In general, widely accessible trials should be discouraged, primarily due to setting faculty/student expectation that this resource will have uninterrupted access between trial and licensing/purchase.  With few exceptions, trialed resources should be limited in scope to the librarian and selected individual faculty for evaluative purposes.  In this case, for ease of control, the resource should be accessed by user name and password, and the trial can be requested and managed by the bibliographer.  You should, however, send an email to Electronic Resources Unit in Acquisitions (electroniclib@ucsd.edu) telling us that you have set up a trial of X resource for X period of time, in the event that we receive questions from users through the electroniclib account.  It is not UCSD´s normal practice to distribute our IP list to a vendor to set up a trial.  Some vendors with whom we have subscribed electronic resources may opt to make a trial resource available to our entire IP range (e.g. Ebsco).  If the trial needs wider exposure (and will likely require IP access and a license), the trial information should be forwarded to electroniclib for implementation, the distribution of current IP´s and trial date monitoring.  A selector should not send IP addresses for UCSD or any other UC campus to a vendor for a trial.  If CDL is running a trial on a resource, CDL staff will supply those IP addresses if that is part of the trial.  CDL will notify campuses through existing channels of the availability of the trial and assess user feedback.  These are not monitored by the Acquisitions Department.
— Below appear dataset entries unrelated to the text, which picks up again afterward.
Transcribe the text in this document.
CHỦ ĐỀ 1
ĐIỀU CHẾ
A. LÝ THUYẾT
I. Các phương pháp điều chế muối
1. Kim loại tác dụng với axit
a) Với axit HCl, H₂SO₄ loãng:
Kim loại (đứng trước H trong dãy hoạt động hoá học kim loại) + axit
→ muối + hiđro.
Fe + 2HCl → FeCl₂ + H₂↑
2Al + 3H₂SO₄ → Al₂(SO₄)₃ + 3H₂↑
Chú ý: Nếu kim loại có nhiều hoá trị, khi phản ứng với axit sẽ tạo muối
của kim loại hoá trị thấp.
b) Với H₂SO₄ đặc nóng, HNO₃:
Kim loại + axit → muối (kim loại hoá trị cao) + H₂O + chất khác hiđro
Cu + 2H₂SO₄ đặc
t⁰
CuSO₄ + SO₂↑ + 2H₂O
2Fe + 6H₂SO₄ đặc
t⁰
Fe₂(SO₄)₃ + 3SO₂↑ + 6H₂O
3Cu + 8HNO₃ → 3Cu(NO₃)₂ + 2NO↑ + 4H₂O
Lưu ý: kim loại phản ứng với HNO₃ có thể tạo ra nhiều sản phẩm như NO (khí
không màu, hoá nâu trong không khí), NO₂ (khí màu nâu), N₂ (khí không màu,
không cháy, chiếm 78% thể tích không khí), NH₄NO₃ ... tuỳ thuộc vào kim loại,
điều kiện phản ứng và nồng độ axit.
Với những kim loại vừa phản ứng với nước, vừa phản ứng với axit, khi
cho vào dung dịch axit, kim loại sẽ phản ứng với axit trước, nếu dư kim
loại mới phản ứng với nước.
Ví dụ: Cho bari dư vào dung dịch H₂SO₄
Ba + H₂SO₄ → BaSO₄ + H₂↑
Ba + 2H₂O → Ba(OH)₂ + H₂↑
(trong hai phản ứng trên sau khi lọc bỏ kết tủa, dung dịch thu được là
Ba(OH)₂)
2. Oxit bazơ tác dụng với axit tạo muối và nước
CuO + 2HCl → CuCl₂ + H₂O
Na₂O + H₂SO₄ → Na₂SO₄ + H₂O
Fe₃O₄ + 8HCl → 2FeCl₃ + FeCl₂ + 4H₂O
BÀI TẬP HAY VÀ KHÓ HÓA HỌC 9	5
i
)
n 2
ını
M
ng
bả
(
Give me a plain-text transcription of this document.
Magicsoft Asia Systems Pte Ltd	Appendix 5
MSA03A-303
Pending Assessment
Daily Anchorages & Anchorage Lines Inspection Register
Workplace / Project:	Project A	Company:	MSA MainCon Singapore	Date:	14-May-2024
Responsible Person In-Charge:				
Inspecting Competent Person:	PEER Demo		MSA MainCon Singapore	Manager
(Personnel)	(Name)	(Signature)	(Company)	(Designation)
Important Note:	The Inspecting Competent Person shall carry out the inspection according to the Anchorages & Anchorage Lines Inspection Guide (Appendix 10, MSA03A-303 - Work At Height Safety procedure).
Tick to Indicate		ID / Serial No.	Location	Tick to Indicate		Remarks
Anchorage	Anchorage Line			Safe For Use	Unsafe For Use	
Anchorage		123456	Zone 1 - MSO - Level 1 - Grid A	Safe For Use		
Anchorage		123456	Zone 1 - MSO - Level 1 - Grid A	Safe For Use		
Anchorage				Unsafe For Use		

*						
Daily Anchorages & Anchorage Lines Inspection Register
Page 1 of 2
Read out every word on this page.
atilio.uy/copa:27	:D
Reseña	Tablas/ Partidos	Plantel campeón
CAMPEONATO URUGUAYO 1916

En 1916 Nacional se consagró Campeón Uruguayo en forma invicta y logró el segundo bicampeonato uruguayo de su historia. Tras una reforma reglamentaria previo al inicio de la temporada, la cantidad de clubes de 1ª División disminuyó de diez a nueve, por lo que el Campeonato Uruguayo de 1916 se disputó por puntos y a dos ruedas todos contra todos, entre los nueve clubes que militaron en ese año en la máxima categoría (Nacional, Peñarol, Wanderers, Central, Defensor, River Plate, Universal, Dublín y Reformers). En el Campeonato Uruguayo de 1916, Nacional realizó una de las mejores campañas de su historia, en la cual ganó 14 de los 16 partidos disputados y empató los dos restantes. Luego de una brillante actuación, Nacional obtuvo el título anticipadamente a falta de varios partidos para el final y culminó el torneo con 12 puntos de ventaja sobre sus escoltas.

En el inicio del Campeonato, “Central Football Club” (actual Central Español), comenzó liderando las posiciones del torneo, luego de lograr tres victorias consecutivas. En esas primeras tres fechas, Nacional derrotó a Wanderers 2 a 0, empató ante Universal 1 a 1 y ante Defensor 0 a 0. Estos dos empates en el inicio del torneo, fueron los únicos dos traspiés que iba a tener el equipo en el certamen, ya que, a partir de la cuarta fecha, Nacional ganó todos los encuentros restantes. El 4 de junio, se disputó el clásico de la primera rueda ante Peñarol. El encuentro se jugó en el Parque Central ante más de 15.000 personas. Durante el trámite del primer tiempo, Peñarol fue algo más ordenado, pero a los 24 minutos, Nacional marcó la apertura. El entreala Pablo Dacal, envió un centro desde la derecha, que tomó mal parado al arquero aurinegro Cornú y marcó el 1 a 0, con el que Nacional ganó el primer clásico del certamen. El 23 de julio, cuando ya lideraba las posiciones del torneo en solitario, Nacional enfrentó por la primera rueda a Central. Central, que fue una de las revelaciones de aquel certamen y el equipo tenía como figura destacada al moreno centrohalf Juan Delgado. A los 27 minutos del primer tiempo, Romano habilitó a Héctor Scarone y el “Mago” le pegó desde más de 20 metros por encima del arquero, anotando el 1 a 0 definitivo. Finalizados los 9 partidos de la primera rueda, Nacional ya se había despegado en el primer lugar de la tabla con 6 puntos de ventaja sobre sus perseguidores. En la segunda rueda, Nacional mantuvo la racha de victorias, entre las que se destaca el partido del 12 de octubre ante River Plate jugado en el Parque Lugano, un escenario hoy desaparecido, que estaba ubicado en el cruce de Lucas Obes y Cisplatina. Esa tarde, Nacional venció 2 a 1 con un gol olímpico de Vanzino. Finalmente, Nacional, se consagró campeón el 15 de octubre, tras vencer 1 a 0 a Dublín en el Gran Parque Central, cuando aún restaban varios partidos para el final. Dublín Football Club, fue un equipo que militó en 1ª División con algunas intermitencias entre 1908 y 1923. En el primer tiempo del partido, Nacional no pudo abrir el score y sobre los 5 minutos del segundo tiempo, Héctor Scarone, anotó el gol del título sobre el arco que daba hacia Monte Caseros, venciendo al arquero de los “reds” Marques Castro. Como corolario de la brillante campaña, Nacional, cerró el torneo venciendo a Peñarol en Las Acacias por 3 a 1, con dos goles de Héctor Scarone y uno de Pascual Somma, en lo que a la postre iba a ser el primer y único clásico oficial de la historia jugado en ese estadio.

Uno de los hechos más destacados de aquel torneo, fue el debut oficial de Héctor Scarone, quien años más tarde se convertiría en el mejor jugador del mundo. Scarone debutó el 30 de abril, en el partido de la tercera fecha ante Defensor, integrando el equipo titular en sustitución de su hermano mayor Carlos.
If trial access requires a signed license, that license should be submitted to electroniclib as soon as possible, so that appropriate approvals are in place before the trial begins.  Any changes in the terms or conditions of these licenses will not be negotiated until a decision to purchase is finalized.  Part of the evaluation process is to assess the usability of a resource and identify technical obstacles that would present barriers to licensing or other licensing issues that would prevent us from acquiring the resource.  These issues need to be resolved with the vendor before licensing can proceed.  The E–Resources Unit is unable to provide much technical or user support in a trial, other than to report access problems to a vendor.